Bakery, cafe, and grocery store in NH

Concord Food Co-op is a bakery, cafe, and grocery store in Concord, New Hampshire. The Co-op sells organic produce and local and regional products.

== History ==
The co-op is one of New Hampshire's longer established food cooperatives. The co-op first opened in 1984, receiving a loan from the New Hampshire Community Loan Fund. It expanded the Concord store in 2005 and later opened a New London location. In 2012, it added a sit down cafe. The store only sells organic produce and has had a CSA program since 2001. As of 2017, New Hampshire's four co-ops have roughly 50,000 member owners and $100 million in revenue. In 2017, the store created an e-shop.

In 2026, during a Cyclospora outbreak from lettuce in several other states, the Concord store continued to sell greens from local farms such as Generation Farm. A spokesperson said customers generally continued to shop with confidence because of the co-op's focus on quality and its work with mostly local growers.

== Community and location ==
The Concord store is located on South main Street, known as Concord's Arts Alley district.

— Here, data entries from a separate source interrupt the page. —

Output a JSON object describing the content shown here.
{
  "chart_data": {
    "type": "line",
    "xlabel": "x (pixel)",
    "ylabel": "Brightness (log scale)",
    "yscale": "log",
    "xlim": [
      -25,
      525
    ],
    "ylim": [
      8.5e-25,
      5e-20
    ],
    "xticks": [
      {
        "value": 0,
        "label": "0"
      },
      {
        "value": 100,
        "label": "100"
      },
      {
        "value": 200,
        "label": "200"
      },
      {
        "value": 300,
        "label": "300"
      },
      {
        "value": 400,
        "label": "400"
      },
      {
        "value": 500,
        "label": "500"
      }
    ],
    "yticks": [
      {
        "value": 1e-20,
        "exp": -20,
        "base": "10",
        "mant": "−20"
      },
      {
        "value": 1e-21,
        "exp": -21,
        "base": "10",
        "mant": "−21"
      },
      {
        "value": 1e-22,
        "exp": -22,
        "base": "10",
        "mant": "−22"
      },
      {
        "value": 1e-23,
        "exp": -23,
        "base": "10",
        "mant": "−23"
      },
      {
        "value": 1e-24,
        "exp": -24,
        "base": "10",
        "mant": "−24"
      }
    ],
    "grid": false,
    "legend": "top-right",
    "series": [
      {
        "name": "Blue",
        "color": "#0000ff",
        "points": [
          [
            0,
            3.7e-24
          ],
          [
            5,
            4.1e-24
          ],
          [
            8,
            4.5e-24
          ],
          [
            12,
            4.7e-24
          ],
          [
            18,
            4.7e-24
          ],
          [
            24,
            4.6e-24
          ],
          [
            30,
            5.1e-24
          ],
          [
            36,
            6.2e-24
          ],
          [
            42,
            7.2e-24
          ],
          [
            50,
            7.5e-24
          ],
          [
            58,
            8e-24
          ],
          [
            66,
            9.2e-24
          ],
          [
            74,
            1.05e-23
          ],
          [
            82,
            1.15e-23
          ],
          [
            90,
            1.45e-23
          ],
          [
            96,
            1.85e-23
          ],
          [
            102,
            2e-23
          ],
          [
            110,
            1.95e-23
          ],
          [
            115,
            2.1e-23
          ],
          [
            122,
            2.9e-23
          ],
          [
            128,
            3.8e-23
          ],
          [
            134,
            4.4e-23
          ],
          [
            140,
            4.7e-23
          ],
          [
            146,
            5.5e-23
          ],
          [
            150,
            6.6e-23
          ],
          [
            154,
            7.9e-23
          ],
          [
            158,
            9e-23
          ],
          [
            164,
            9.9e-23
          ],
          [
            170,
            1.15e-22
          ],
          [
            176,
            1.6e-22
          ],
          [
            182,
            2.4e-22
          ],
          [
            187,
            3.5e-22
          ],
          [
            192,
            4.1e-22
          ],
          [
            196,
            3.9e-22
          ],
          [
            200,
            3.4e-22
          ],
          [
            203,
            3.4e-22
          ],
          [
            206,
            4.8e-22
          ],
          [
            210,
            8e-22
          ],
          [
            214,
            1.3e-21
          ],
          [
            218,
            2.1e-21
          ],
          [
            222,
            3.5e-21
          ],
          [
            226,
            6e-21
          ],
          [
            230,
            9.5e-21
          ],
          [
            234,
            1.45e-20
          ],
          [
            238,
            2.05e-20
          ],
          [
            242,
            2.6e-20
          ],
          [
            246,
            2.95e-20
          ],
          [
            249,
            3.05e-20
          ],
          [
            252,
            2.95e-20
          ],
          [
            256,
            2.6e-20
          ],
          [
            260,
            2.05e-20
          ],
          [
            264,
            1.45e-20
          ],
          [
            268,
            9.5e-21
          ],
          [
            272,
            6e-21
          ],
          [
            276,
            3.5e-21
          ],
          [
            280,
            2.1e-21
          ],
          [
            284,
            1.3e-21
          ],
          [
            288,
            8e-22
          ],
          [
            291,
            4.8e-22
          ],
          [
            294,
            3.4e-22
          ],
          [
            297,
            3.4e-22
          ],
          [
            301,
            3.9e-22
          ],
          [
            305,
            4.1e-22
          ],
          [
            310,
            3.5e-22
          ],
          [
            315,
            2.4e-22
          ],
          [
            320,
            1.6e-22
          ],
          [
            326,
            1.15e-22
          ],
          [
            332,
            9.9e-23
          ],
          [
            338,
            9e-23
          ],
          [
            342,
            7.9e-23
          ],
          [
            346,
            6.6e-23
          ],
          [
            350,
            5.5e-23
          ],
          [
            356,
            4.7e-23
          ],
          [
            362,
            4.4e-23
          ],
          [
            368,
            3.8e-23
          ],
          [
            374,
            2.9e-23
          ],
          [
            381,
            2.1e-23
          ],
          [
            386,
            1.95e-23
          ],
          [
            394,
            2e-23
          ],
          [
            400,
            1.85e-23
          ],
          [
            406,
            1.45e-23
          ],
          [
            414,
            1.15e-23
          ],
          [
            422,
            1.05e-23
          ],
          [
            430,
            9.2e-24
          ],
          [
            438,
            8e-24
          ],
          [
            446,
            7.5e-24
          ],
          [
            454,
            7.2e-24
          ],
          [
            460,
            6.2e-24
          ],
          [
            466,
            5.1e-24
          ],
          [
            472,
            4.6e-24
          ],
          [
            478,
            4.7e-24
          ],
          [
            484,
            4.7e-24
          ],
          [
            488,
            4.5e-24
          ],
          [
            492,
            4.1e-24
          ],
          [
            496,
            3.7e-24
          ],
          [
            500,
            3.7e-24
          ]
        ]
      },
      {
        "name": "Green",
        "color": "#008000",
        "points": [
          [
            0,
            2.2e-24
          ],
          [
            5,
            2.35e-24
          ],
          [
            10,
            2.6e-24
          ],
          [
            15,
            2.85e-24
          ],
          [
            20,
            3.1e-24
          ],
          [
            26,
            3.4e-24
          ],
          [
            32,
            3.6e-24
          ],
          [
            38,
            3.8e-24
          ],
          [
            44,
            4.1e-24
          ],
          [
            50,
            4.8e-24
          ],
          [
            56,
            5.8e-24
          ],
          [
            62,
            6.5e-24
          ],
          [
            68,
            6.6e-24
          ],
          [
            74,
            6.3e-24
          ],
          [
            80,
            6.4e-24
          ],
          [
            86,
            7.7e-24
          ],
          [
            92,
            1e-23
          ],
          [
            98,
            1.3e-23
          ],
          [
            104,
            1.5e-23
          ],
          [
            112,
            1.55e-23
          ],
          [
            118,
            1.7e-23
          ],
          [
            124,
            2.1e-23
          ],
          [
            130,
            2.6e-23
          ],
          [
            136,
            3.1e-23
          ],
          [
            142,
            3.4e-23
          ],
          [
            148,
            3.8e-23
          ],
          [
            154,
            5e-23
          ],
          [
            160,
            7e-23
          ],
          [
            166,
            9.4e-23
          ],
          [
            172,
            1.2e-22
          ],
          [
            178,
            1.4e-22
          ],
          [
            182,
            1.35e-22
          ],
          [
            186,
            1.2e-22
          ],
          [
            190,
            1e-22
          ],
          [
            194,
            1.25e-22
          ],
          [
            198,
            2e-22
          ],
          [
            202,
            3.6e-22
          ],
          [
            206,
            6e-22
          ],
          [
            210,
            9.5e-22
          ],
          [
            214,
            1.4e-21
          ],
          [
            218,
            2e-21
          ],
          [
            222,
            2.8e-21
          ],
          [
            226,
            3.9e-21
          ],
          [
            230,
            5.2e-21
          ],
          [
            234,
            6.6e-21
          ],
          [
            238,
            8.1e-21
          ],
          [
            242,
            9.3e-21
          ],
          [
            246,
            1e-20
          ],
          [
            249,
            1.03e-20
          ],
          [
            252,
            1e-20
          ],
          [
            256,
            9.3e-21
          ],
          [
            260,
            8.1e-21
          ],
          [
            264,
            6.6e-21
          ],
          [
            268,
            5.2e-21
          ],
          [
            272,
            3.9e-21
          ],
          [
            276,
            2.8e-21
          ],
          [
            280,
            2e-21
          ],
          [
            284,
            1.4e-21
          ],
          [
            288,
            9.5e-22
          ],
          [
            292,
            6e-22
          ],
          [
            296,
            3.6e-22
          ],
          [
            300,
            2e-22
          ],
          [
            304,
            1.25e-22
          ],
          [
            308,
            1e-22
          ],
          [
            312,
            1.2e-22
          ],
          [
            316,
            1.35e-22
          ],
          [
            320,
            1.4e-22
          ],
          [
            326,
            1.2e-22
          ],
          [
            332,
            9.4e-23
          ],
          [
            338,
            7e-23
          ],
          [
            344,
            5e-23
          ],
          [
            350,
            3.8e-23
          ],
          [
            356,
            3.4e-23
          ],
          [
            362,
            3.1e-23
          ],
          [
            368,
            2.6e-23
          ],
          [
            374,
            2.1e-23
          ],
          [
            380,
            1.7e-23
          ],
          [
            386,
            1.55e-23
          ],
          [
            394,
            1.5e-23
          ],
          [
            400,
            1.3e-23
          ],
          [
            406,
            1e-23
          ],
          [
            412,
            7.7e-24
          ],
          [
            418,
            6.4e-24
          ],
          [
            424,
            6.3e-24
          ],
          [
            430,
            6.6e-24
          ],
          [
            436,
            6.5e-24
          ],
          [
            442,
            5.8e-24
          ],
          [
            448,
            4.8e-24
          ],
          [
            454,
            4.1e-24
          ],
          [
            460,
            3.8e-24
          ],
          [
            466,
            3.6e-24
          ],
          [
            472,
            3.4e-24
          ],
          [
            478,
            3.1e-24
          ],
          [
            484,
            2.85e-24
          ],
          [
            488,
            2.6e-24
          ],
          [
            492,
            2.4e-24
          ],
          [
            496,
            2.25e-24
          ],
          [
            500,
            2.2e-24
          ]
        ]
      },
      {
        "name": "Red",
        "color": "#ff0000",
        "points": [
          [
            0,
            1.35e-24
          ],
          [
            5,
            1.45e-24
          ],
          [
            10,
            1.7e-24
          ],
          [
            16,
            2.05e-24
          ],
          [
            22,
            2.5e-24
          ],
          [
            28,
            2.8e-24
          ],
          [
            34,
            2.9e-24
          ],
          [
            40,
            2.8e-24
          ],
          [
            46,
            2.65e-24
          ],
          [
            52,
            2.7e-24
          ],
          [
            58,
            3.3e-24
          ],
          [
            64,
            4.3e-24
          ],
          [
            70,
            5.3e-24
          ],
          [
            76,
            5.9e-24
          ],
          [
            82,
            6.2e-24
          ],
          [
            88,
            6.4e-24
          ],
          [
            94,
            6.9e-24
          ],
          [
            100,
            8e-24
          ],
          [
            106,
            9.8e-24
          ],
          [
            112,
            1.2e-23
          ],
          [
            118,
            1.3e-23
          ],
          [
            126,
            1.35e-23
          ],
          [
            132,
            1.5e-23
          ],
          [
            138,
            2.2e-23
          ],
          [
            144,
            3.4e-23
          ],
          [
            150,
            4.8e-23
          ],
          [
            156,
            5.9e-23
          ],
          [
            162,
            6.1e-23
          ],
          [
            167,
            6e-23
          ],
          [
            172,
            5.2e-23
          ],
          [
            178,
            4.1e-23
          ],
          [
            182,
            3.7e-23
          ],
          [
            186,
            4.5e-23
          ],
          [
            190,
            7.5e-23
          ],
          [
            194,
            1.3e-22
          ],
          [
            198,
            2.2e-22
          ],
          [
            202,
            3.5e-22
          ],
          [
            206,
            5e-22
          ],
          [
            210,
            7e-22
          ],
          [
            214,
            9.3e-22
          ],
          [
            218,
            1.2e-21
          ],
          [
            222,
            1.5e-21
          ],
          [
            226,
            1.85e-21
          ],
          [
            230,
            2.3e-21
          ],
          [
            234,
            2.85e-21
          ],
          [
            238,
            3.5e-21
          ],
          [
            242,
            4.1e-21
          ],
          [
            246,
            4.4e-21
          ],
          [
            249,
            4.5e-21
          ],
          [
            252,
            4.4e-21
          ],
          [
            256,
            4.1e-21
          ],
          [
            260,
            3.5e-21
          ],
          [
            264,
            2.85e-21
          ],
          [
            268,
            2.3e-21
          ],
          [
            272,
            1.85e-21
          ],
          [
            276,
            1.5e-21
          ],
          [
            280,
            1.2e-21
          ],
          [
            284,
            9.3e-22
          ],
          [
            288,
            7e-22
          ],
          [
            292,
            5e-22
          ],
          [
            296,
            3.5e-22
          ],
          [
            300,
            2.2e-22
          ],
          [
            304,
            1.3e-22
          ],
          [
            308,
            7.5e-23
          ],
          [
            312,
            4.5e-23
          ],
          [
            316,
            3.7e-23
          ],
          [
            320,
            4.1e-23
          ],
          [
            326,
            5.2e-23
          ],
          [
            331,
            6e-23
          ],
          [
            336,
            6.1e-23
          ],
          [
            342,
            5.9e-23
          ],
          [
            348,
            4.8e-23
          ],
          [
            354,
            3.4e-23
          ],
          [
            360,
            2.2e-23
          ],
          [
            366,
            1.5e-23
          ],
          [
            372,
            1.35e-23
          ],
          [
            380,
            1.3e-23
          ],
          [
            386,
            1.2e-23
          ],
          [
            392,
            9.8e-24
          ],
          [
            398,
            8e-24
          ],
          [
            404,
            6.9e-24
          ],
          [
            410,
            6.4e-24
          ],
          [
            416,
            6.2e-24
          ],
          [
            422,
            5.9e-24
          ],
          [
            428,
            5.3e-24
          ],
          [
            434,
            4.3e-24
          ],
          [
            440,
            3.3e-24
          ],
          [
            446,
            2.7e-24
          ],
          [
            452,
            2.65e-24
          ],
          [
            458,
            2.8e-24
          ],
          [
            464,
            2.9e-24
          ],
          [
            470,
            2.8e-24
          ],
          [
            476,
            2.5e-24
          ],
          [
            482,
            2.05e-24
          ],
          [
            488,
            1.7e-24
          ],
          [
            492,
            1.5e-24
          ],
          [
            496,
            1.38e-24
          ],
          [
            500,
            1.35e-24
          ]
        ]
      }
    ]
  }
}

The store offers a Round-It-Up program which allows the customers to round to the nearest dollar to donate to local non-profits. Over the seven years before April 2026, the program raised and donated $229,117. In one March, more than 3,100 people rounded up for NH Mutual Aid and raised $1,510. Marketing manager Rachel Becker has called this support "part of the bloodline of what being a co-op means."